One mistake can cause a tragedy!
He was the first person I called
when the full scale invasion started.
"Come home to Kremenchuk,
your mom is worried" he said.
But I decided to stay with my boyfriend,
because that's what grown-ups do when they are in love.
Everyone in the house insisted that everything would be fine,
Like wed wait it out.
All the years weve been together my boyfriend used to say:
"You don't understand", "It's not what you think",
"You're exaggerating and making things up".
He used to gaslight me about so many things.
But now it's clear:
Irpin was really hell.
And the girls my boyfriend
photographed naked - were also not something I made up...
All my suggestions to go to a safer place were rejected.
It's common that people living on the frontline
don't want to abandon their homes.
So many people have lost their lives because of this
since 2014 when Russia invaded us.
If they refuse to leave their homes, it becomes
more difficult for our military to do their job.
They have to maneuver carefully so as not to injure civilians.

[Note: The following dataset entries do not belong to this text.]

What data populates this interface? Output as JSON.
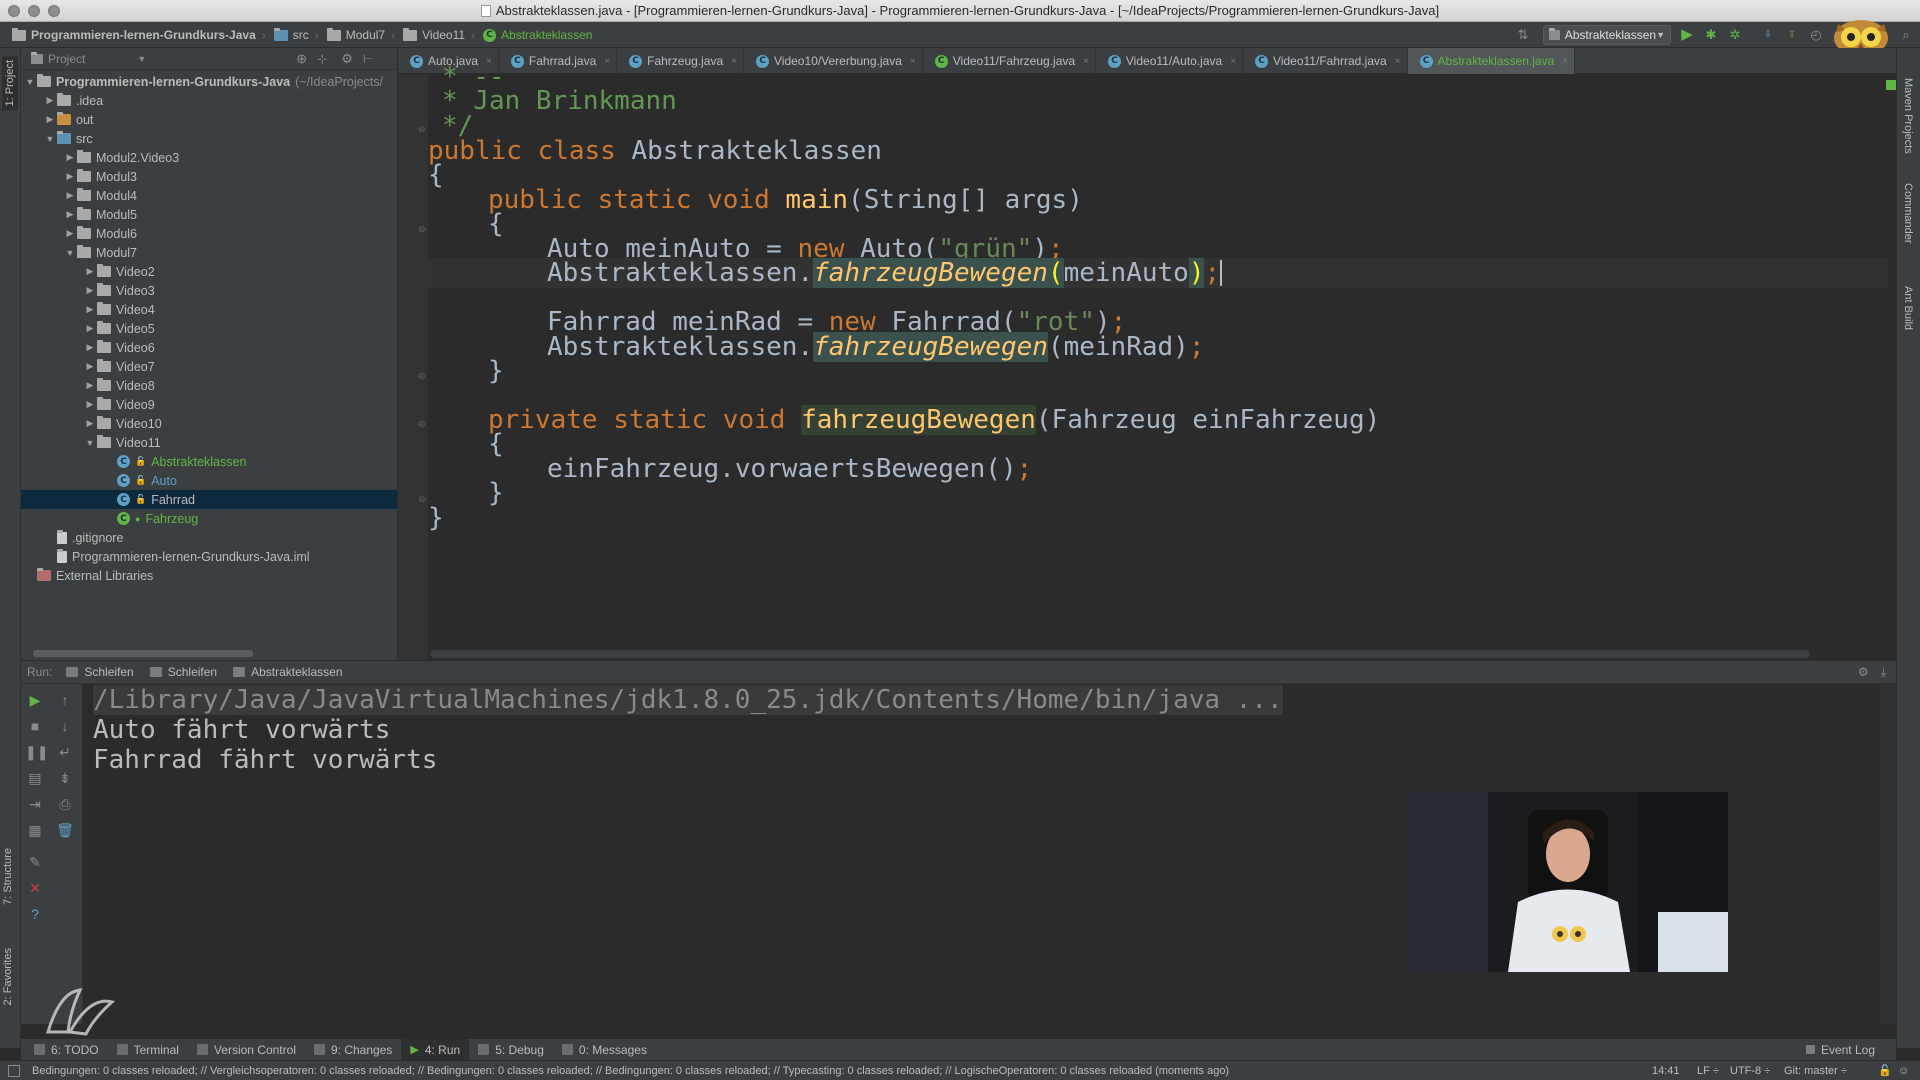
{
  "window": {
    "title": "Abstrakteklassen.java - [Programmieren-lernen-Grundkurs-Java] - Programmieren-lernen-Grundkurs-Java - [~/IdeaProjects/Programmieren-lernen-Grundkurs-Java]"
  },
  "navbar": {
    "crumbs": [
      "Programmieren-lernen-Grundkurs-Java",
      "src",
      "Modul7",
      "Video11",
      "Abstrakteklassen"
    ],
    "run_config": "Abstrakteklassen"
  },
  "left_stripe": {
    "project_tab": "1: Project",
    "structure_tab": "7: Structure",
    "favorites_tab": "2: Favorites"
  },
  "right_stripe": {
    "maven": "Maven Projects",
    "commander": "Commander",
    "ant": "Ant Build"
  },
  "project_panel": {
    "header": "Project",
    "root": "Programmieren-lernen-Grundkurs-Java",
    "root_path": "(~/IdeaProjects/",
    "tree": [
      {
        "label": ".idea",
        "level": 1,
        "state": "collapsed",
        "kind": "folder"
      },
      {
        "label": "out",
        "level": 1,
        "state": "collapsed",
        "kind": "folder-orange"
      },
      {
        "label": "src",
        "level": 1,
        "state": "expanded",
        "kind": "folder-blue"
      },
      {
        "label": "Modul2.Video3",
        "level": 2,
        "state": "collapsed",
        "kind": "folder"
      },
      {
        "label": "Modul3",
        "level": 2,
        "state": "collapsed",
        "kind": "folder"
      },
      {
        "label": "Modul4",
        "level": 2,
        "state": "collapsed",
        "kind": "folder"
      },
      {
        "label": "Modul5",
        "level": 2,
        "state": "collapsed",
        "kind": "folder"
      },
      {
        "label": "Modul6",
        "level": 2,
        "state": "collapsed",
        "kind": "folder"
      },
      {
        "label": "Modul7",
        "level": 2,
        "state": "expanded",
        "kind": "folder"
      },
      {
        "label": "Video2",
        "level": 3,
        "state": "collapsed",
        "kind": "folder"
      },
      {
        "label": "Video3",
        "level": 3,
        "state": "collapsed",
        "kind": "folder"
      },
      {
        "label": "Video4",
        "level": 3,
        "state": "collapsed",
        "kind": "folder"
      },
      {
        "label": "Video5",
        "level": 3,
        "state": "collapsed",
        "kind": "folder"
      },
      {
        "label": "Video6",
        "level": 3,
        "state": "collapsed",
        "kind": "folder"
      },
      {
        "label": "Video7",
        "level": 3,
        "state": "collapsed",
        "kind": "folder"
      },
      {
        "label": "Video8",
        "level": 3,
        "state": "collapsed",
        "kind": "folder"
      },
      {
        "label": "Video9",
        "level": 3,
        "state": "collapsed",
        "kind": "folder"
      },
      {
        "label": "Video10",
        "level": 3,
        "state": "collapsed",
        "kind": "folder"
      },
      {
        "label": "Video11",
        "level": 3,
        "state": "expanded",
        "kind": "folder"
      },
      {
        "label": "Abstrakteklassen",
        "level": 4,
        "state": "leaf",
        "kind": "class-green"
      },
      {
        "label": "Auto",
        "level": 4,
        "state": "leaf",
        "kind": "class-blue"
      },
      {
        "label": "Fahrrad",
        "level": 4,
        "state": "leaf",
        "kind": "class-selected"
      },
      {
        "label": "Fahrzeug",
        "level": 4,
        "state": "leaf",
        "kind": "class-abstract"
      },
      {
        "label": ".gitignore",
        "level": 1,
        "state": "leaf",
        "kind": "file"
      },
      {
        "label": "Programmieren-lernen-Grundkurs-Java.iml",
        "level": 1,
        "state": "leaf",
        "kind": "iml"
      },
      {
        "label": "External Libraries",
        "level": 0,
        "state": "leaf",
        "kind": "library"
      }
    ]
  },
  "editor_tabs": [
    {
      "label": "Auto.java",
      "active": false
    },
    {
      "label": "Fahrrad.java",
      "active": false
    },
    {
      "label": "Fahrzeug.java",
      "active": false
    },
    {
      "label": "Video10/Vererbung.java",
      "active": false
    },
    {
      "label": "Video11/Fahrzeug.java",
      "active": false
    },
    {
      "label": "Video11/Auto.java",
      "active": false
    },
    {
      "label": "Video11/Fahrrad.java",
      "active": false
    },
    {
      "label": "Abstrakteklassen.java",
      "active": true
    }
  ],
  "code": {
    "l1": "* --",
    "l2": "* Jan Brinkmann",
    "l3": "*/",
    "l4_kw": "public class ",
    "l4_name": "Abstrakteklassen",
    "l5": "{",
    "l6_kw": "public static void ",
    "l6_fn": "main",
    "l6_rest": "(String[] args)",
    "l7": "{",
    "l8_a": "Auto meinAuto = ",
    "l8_kw": "new ",
    "l8_b": "Auto(",
    "l8_str": "\"grün\"",
    "l8_c": ")",
    "l8_semi": ";",
    "l9_a": "Abstrakteklassen.",
    "l9_fn": "fahrzeugBewegen",
    "l9_open": "(",
    "l9_arg": "meinAuto",
    "l9_close": ")",
    "l9_semi": ";",
    "l11_a": "Fahrrad meinRad = ",
    "l11_kw": "new ",
    "l11_b": "Fahrrad(",
    "l11_str": "\"rot\"",
    "l11_c": ")",
    "l11_semi": ";",
    "l12_a": "Abstrakteklassen.",
    "l12_fn": "fahrzeugBewegen",
    "l12_rest": "(meinRad)",
    "l12_semi": ";",
    "l13": "}",
    "l15_kw": "private static void ",
    "l15_fn": "fahrzeugBewegen",
    "l15_rest": "(Fahrzeug einFahrzeug)",
    "l16": "{",
    "l17_a": "einFahrzeug.vorwaertsBewegen()",
    "l17_semi": ";",
    "l18": "}",
    "l19": "}"
  },
  "run_panel": {
    "label": "Run:",
    "tabs": [
      "Schleifen",
      "Schleifen",
      "Abstrakteklassen"
    ],
    "output": [
      "/Library/Java/JavaVirtualMachines/jdk1.8.0_25.jdk/Contents/Home/bin/java ...",
      "Auto fährt vorwärts",
      "Fahrrad fährt vorwärts"
    ]
  },
  "bottom_tabs": [
    {
      "label": "6: TODO",
      "active": false
    },
    {
      "label": "Terminal",
      "active": false
    },
    {
      "label": "Version Control",
      "active": false
    },
    {
      "label": "9: Changes",
      "active": false
    },
    {
      "label": "4: Run",
      "active": true
    },
    {
      "label": "5: Debug",
      "active": false
    },
    {
      "label": "0: Messages",
      "active": false
    }
  ],
  "event_log": "Event Log",
  "status": {
    "message": "Bedingungen: 0 classes reloaded; // Vergleichsoperatoren: 0 classes reloaded; // Bedingungen: 0 classes reloaded; // Bedingungen: 0 classes reloaded; // Typecasting: 0 classes reloaded; // LogischeOperatoren: 0 classes reloaded (moments ago)",
    "position": "14:41",
    "line_sep": "LF ÷",
    "encoding": "UTF-8 ÷",
    "git": "Git: master ÷"
  },
  "colors": {
    "keyword": "#cc7832",
    "string": "#6a8759",
    "comment": "#629755",
    "method": "#ffc66d",
    "accent_green": "#62b543"
  }
}
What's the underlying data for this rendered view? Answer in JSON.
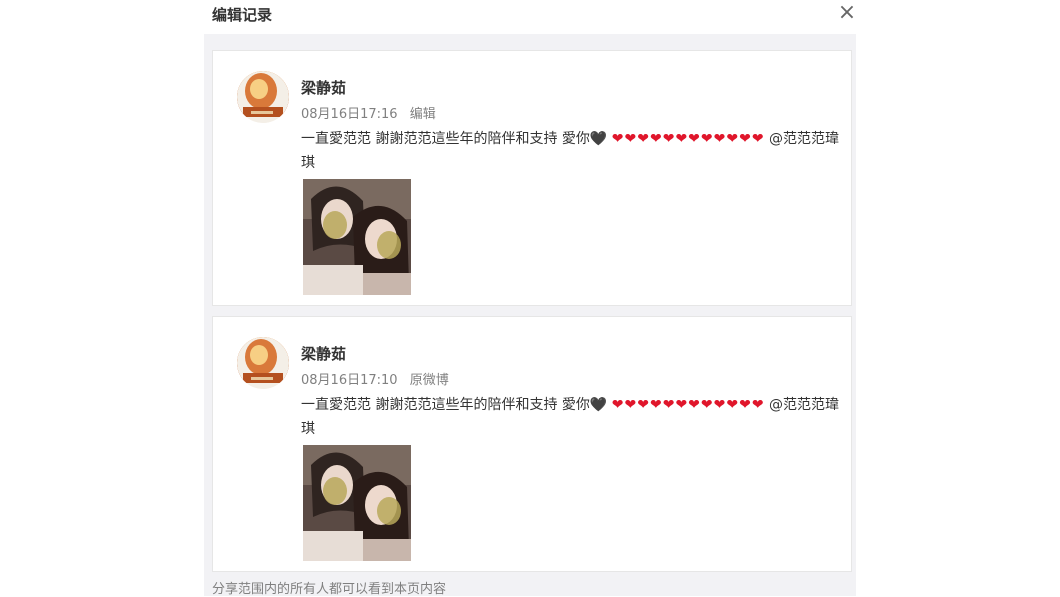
{
  "dialog": {
    "title": "编辑记录",
    "close_icon": "close-icon"
  },
  "records": [
    {
      "author": "梁静茹",
      "time": "08月16日17:16",
      "tag": "编辑",
      "text_main": "一直愛范范 謝謝范范這些年的陪伴和支持 愛你🖤",
      "hearts": "❤❤❤❤❤❤❤❤❤❤❤❤",
      "mention": "@范范范瑋琪"
    },
    {
      "author": "梁静茹",
      "time": "08月16日17:10",
      "tag": "原微博",
      "text_main": "一直愛范范 謝謝范范這些年的陪伴和支持 愛你🖤",
      "hearts": "❤❤❤❤❤❤❤❤❤❤❤❤",
      "mention": "@范范范瑋琪"
    }
  ],
  "footer": {
    "note": "分享范围内的所有人都可以看到本页内容"
  },
  "colors": {
    "panel_bg": "#f2f2f5",
    "heart": "#e0162b",
    "meta_text": "#808080"
  }
}
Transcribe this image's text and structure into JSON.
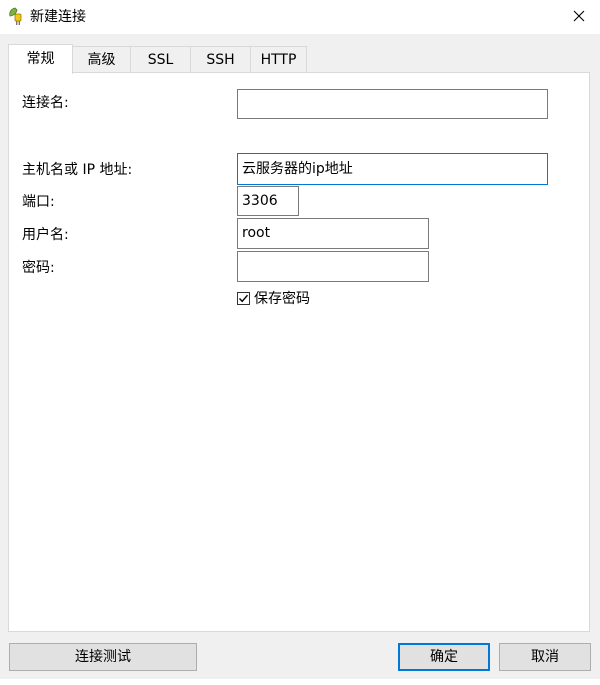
{
  "window": {
    "title": "新建连接",
    "icon": "navicat-leaf-plug-icon"
  },
  "tabs": [
    {
      "label": "常规",
      "active": true
    },
    {
      "label": "高级",
      "active": false
    },
    {
      "label": "SSL",
      "active": false
    },
    {
      "label": "SSH",
      "active": false
    },
    {
      "label": "HTTP",
      "active": false
    }
  ],
  "form": {
    "connection_name": {
      "label": "连接名:",
      "value": ""
    },
    "host": {
      "label": "主机名或 IP 地址:",
      "value": "云服务器的ip地址"
    },
    "port": {
      "label": "端口:",
      "value": "3306"
    },
    "username": {
      "label": "用户名:",
      "value": "root"
    },
    "password": {
      "label": "密码:",
      "value": ""
    },
    "save_password": {
      "label": "保存密码",
      "checked": true
    }
  },
  "buttons": {
    "test_connection": "连接测试",
    "ok": "确定",
    "cancel": "取消"
  },
  "colors": {
    "focus_border": "#0078d7",
    "dialog_background": "#f0f0f0"
  }
}
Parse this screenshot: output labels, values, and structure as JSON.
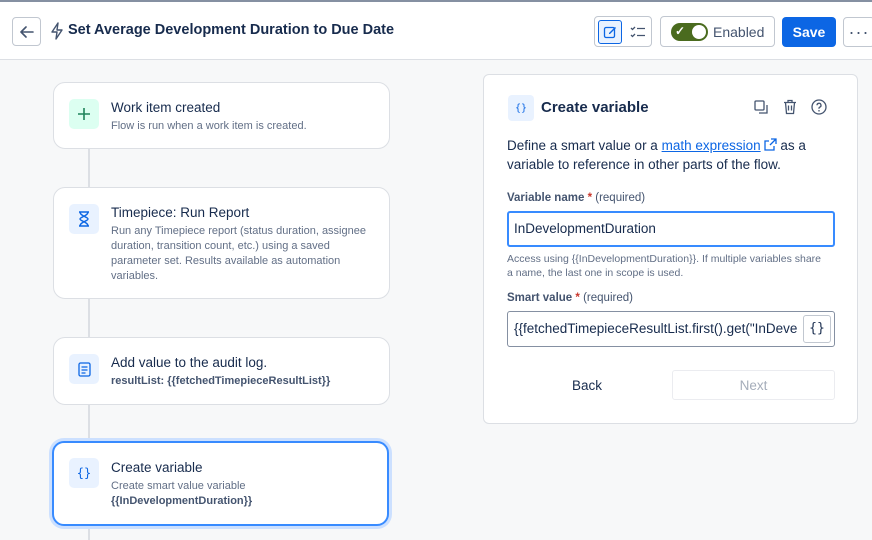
{
  "header": {
    "title": "Set Average Development Duration to Due Date",
    "enabled_label": "Enabled",
    "save_label": "Save",
    "more_label": "···"
  },
  "flow": {
    "cards": [
      {
        "title": "Work item created",
        "desc": "Flow is run when a work item is created.",
        "icon": "plus-icon"
      },
      {
        "title": "Timepiece: Run Report",
        "desc": "Run any Timepiece report (status duration, assignee duration, transition count, etc.) using a saved parameter set. Results available as automation variables.",
        "icon": "hourglass-icon"
      },
      {
        "title": "Add value to the audit log.",
        "desc": "resultList: {{fetchedTimepieceResultList}}",
        "icon": "document-icon"
      },
      {
        "title": "Create variable",
        "desc": "Create smart value variable",
        "desc2": "{{InDevelopmentDuration}}",
        "icon": "braces-icon"
      }
    ]
  },
  "panel": {
    "title": "Create variable",
    "icon_text": "{}",
    "desc_before": "Define a smart value or a ",
    "desc_link": "math expression",
    "desc_after": " as a variable to reference in other parts of the flow.",
    "var_label": "Variable name",
    "var_required": "(required)",
    "var_value": "InDevelopmentDuration",
    "helper": "Access using {{InDevelopmentDuration}}. If multiple variables share a name, the last one in scope is used.",
    "smart_label": "Smart value",
    "smart_required": "(required)",
    "smart_value": "{{fetchedTimepieceResultList.first().get(\"InDevelopment\")}}",
    "brace_label": "{}",
    "back_label": "Back",
    "next_label": "Next"
  },
  "colors": {
    "accent": "#0c66e4",
    "enabled_toggle": "#4a6b1e",
    "selected_border": "#388bff"
  }
}
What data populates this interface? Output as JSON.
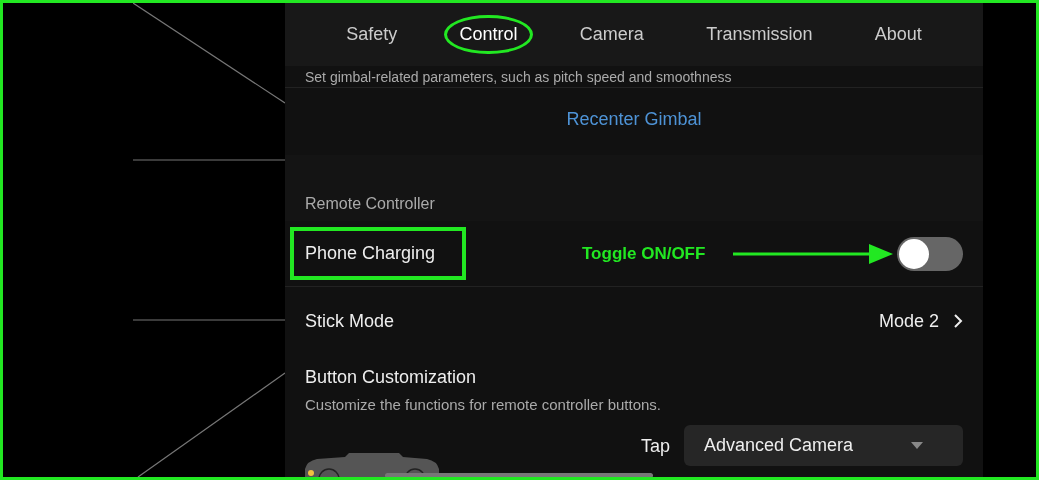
{
  "tabs": [
    {
      "label": "Safety",
      "selected": false
    },
    {
      "label": "Control",
      "selected": true
    },
    {
      "label": "Camera",
      "selected": false
    },
    {
      "label": "Transmission",
      "selected": false
    },
    {
      "label": "About",
      "selected": false
    }
  ],
  "gimbal": {
    "description": "Set gimbal-related parameters, such as pitch speed and smoothness",
    "action": "Recenter Gimbal"
  },
  "remote_controller": {
    "header": "Remote Controller",
    "phone_charging": {
      "label": "Phone Charging",
      "on": false,
      "highlighted": true
    },
    "stick_mode": {
      "label": "Stick Mode",
      "value": "Mode 2"
    },
    "button_customization": {
      "title": "Button Customization",
      "description": "Customize the functions for remote controller buttons.",
      "tap_label": "Tap",
      "tap_value": "Advanced Camera"
    }
  },
  "annotation": {
    "label": "Toggle ON/OFF"
  }
}
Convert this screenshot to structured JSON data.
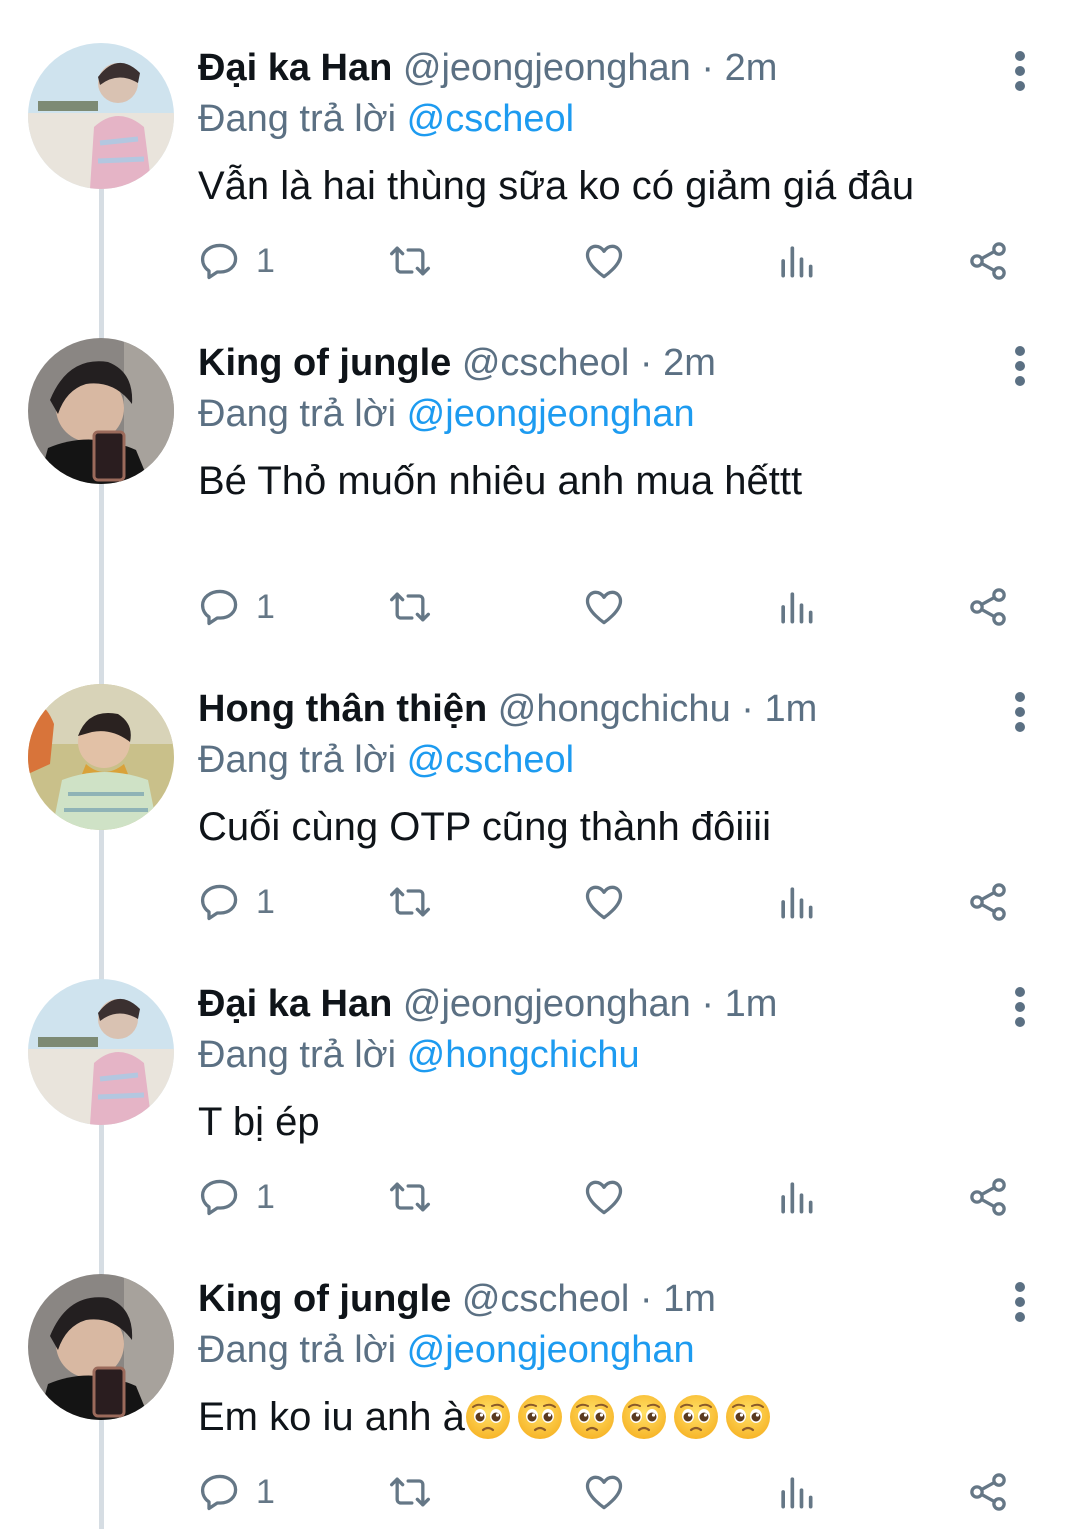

The Russians take advantage of this,
using the civilian population as cover - and worse.
I was even afraid to brush my teeth and shower
because I was afraid that the shelling
would catch me naked in the bathroom.
I imagined how they'd clear away the debris
and then find me with cellulite on my butt.
My boyfriend always said that my cellulite
disappointed him a lot.
I didn't have time for a manicure;
my nails grew so long it was disgusting to look at them.
Irpin was blockaded,
the bridges from Kyiv were blown up
and the Russians were advancing on us from Bucha.
I wanted to go to Kremenchuk.
I wanted to reunite with my family.
I hated everyone in that house.
But my biggest disappointment was
that there were no firearms at their house.
In my house we have.
Grandpa had taught me how to shoot since I was a kid.
I decided that if the Russians broke into the house,
I'd kill myself somehow.
I had the option to evcuate on a train
for women and children.
But i decided to stay with my boyfriend.
I feared he wouldn't convince his parents
to leave and might not survive.
It sounds so silly now, but deep down
I desperately wanted him to rescue me,
take me to the train station,
tell me how much he appreciated me,
instruct me to rejoin my family,
and proudly return to the flames of his own struggle.
Still, leaving him there would feel like betrayal.
And then, one evening, she turned up.
She had managed to flee from Bucha
to Irpin the two towns are so close.
Because of the fierce fighting, she couldnt go any further.
She asked to spend the night before moving on
I started desparately looking for someone who could help us.
Through friends, I found Stepan
He was coordinating the evacuations organized by local church.
He said the convoys were constantly interrupted by russians,
But it was worth a try to leave the city at 8 a.m. with a column,
taking as many passengers as possible in our car.
Boyfriends parents were still against the evacuation.
But the Woman promised to convince them.
On the morning of the tenth day,
they finally started packing.
They haven't prepared in advance.
I'll never forget my boyfriend's father dragging
his collection of old tape recorders into the cellar
instead of packing the really important things.
Dying at the hands of Russians would be terrible.
But it would be an even more bitter death
if it happened because of someone's junk.
I've never been religious,
but for some reason I asked a devout friend to pray for me.
Of course she agreed.
And also sent me a text message so I could pray myself...
I prayed to God for the first time in my life.